Лизета уже знала, что никогда не сделается матерью. Нет, она вовсе не была чудовищем. В какое-то мгновение она огорчилась искренне, горевала, плакала, утешаемая Полиной. А узнав о рождении племянника, Лизета умилилась, теплоту к нему почувствовала. Нет, она вовсе не была чудовищем.
Можно было не сомневаться в том, что княжна Юсупова смолчит. Но это она сейчас такая добрая, преданная, кроткая, а какою будет она дальше, в будущем, как жизнь повернёт её? Лизета не хотела, чтобы знали о её позоре, о девичьем стыде.
И никто, никто не должен был знать, что она более не может иметь детей!

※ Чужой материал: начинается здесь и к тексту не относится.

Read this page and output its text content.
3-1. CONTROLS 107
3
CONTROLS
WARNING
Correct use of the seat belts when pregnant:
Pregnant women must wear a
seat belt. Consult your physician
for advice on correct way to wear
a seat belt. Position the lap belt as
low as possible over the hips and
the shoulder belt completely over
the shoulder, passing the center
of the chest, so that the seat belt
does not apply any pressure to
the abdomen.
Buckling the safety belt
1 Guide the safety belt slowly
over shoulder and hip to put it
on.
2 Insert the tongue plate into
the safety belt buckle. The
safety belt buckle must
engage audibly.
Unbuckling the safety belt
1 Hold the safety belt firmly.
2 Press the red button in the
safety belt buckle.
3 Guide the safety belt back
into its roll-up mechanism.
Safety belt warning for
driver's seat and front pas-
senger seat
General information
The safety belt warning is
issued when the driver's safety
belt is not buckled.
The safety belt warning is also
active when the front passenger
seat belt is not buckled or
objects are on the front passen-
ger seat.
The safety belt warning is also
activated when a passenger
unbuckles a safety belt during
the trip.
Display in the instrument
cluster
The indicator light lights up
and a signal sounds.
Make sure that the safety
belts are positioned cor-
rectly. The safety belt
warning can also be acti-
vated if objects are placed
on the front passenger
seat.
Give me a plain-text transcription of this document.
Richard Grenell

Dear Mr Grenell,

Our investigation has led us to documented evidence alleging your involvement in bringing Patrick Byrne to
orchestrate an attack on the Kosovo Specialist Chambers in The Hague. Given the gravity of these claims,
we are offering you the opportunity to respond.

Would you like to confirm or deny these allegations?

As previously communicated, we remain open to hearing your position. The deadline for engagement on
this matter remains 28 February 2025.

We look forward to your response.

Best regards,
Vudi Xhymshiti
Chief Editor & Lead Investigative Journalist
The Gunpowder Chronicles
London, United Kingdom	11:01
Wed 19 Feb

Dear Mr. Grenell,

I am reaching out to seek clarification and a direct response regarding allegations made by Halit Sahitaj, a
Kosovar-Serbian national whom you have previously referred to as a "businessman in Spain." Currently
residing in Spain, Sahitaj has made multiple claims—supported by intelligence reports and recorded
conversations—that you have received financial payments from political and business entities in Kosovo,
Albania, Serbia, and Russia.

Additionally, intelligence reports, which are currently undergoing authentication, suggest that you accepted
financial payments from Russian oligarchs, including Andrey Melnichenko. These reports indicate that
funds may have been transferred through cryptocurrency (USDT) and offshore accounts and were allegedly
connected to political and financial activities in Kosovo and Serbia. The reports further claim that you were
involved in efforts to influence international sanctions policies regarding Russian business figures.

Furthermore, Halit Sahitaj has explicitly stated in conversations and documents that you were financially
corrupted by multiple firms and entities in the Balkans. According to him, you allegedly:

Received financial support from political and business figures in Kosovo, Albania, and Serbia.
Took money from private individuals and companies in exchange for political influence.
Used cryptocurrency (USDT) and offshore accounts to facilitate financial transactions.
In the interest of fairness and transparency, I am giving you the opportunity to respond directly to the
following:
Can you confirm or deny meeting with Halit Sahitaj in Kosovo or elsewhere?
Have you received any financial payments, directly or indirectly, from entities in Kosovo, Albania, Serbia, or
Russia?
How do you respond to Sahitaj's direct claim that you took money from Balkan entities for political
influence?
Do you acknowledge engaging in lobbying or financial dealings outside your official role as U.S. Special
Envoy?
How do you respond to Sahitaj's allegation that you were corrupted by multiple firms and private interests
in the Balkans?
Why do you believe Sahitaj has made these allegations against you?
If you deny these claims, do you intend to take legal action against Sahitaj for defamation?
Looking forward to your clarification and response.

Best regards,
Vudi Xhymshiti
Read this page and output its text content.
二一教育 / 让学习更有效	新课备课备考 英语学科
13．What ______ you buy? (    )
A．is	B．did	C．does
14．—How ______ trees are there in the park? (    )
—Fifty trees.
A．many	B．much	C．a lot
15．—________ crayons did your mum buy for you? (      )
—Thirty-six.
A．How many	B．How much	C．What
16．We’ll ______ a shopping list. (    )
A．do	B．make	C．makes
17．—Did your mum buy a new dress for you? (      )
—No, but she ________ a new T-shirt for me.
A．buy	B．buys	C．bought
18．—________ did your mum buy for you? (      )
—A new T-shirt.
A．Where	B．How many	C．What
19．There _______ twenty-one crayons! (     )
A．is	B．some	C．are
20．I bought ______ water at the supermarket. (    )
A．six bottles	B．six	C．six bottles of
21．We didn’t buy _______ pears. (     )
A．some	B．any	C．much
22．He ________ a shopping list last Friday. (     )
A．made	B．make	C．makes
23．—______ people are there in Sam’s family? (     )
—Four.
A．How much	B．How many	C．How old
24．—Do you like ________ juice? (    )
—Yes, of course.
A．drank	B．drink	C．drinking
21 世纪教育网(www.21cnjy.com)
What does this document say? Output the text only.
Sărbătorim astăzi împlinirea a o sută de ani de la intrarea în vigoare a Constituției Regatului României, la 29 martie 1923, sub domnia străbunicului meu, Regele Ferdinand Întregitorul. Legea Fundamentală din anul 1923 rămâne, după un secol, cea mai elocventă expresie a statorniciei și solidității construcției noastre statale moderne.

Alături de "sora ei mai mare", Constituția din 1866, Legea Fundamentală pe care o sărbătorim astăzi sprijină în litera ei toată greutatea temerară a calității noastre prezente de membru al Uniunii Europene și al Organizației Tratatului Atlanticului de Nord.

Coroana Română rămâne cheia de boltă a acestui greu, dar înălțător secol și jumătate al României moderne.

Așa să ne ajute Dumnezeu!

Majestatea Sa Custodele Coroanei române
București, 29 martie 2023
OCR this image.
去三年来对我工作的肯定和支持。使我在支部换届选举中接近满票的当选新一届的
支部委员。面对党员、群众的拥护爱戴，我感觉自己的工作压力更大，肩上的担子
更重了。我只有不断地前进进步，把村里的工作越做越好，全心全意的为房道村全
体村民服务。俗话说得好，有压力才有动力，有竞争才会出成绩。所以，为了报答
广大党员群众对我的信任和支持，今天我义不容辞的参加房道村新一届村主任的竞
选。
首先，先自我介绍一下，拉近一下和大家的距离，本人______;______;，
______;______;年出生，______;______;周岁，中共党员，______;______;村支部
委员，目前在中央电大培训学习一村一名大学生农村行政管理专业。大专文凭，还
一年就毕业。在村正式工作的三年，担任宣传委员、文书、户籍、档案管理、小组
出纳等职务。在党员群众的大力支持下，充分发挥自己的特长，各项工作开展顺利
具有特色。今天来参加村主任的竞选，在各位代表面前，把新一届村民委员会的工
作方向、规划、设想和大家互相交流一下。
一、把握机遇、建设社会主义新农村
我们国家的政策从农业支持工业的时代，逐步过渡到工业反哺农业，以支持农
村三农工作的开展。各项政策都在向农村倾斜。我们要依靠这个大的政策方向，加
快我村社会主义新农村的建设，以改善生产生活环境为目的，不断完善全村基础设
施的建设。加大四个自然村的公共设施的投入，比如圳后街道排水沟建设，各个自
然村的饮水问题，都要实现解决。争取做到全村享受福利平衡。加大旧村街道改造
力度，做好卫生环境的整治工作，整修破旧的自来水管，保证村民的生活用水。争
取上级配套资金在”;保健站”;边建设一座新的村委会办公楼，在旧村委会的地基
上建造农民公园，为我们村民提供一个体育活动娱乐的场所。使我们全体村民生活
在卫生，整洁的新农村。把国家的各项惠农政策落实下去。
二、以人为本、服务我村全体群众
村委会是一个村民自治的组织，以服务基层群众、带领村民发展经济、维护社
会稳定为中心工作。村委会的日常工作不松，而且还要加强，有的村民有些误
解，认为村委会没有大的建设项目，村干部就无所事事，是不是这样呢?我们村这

Перечитывая французское письмо Анны о рождении сына, о том, каким смешным и радостным выглядел её Фридрих, её сероглазый, худенький, как ждал он сына, и Лизета цепким умом уцепила, ухватила, что ребёнок, сын, порою много, очень много может значить для мужчины. Иной рискнёт многим ради... спасения своего ребёнка, ради того, чтобы иметь ребёнка, наследника, продолжателя... Тут и отца вспомнила, как радовался своему Шишеньке... Нет, никто, никто не должен знать!..
Дел по обвинению в государственной измене бывало много, очень много. В Преображенский приказ шли и шли доносы, письма шли, явное шло и тайное. Иные дела выглядели и вовсе пустяшными: кто-то кому-то сказывал полную дурь, ну вот, хоть этакое — у государыни, мол, пиявки изо рта ползут. Но и по такому доносу дело заводилось, пускались в ход и верёвки и клещи палаческие. И хорошо ещё, если кончалось ссылкой...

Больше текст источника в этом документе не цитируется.